In order to understand and describe how local systems implementing community management of diversity work, one needs to understand more broadly how seeds are produced, exchanged and sold and how varieties are created and protected.
“Seed systems” is the collective name for the mechanisms through which farmers obtain seeds and thanks to which the quality of these seeds is guaranteed.
Seed systems encompass a range of interconnected activities: starting with the management of genetic resources, research and breeding, including the multiplication of the seed, its marketing and distribution and coming to fruition with use by farmers. More “informal” solutions for accessing seeds (be it reusing own seed on the farm or exchanging seed with neighbors) also fall within the definition of seed systems and need to be acknowledged in both theory and practice.
Formal and informal seed systems, as they are often referred to, differ in the way they use and conserve genetic resources. Formal systems tend to produce uniform varieties through classical genetic improvement, while informal ones tend to generate and conserve materials that are less uniform and more adapted to local conditions (even though some modern varieties may have been acquired from the formal system).
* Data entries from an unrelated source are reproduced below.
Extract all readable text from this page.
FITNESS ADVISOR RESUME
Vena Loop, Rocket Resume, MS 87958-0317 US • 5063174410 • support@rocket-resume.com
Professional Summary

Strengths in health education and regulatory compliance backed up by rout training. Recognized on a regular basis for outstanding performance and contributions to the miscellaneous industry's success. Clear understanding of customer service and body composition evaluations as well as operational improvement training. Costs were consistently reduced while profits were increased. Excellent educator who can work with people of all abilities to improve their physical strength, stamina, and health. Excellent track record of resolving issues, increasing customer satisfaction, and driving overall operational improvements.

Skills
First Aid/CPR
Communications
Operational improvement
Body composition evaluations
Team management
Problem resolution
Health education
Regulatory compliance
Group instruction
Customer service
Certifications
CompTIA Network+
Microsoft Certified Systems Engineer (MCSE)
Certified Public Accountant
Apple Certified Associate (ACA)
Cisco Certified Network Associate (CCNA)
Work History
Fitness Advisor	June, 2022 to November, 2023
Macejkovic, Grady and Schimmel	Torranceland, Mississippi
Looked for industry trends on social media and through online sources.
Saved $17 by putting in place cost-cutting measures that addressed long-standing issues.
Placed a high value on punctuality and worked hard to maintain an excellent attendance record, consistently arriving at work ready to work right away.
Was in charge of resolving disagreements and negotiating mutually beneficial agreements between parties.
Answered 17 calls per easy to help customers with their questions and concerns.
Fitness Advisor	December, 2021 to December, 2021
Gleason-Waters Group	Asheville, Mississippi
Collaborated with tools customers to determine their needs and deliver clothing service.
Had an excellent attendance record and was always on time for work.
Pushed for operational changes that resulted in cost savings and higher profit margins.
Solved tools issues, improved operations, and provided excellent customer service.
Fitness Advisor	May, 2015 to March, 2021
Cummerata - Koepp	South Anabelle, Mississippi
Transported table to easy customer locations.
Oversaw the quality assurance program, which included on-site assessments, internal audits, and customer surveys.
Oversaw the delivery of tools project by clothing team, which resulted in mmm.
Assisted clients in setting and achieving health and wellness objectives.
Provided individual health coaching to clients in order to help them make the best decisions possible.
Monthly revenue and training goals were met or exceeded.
The effect of policies on seed systems depends on the political environment and its underlying views and objectives. For example, if the goal is to support and protect the cultural identity of communities, interventions will tend to focus on strengthening informal seed systems and their local mechanisms; if, on the other hand, the aim is to promote the marketing of seeds, interventions will tend to strengthen the formal seed system with its uniform varieties.
Supporting sustainable agriculture and promoting food security can be attempted with strategies and interventions directed at either the formal or the informal systems, or both, depending on the environmental and political context.
What is important, is to be aware that seed systems can be subject to different and sometimes conflicting pressures linked to differing objectives and political motivations.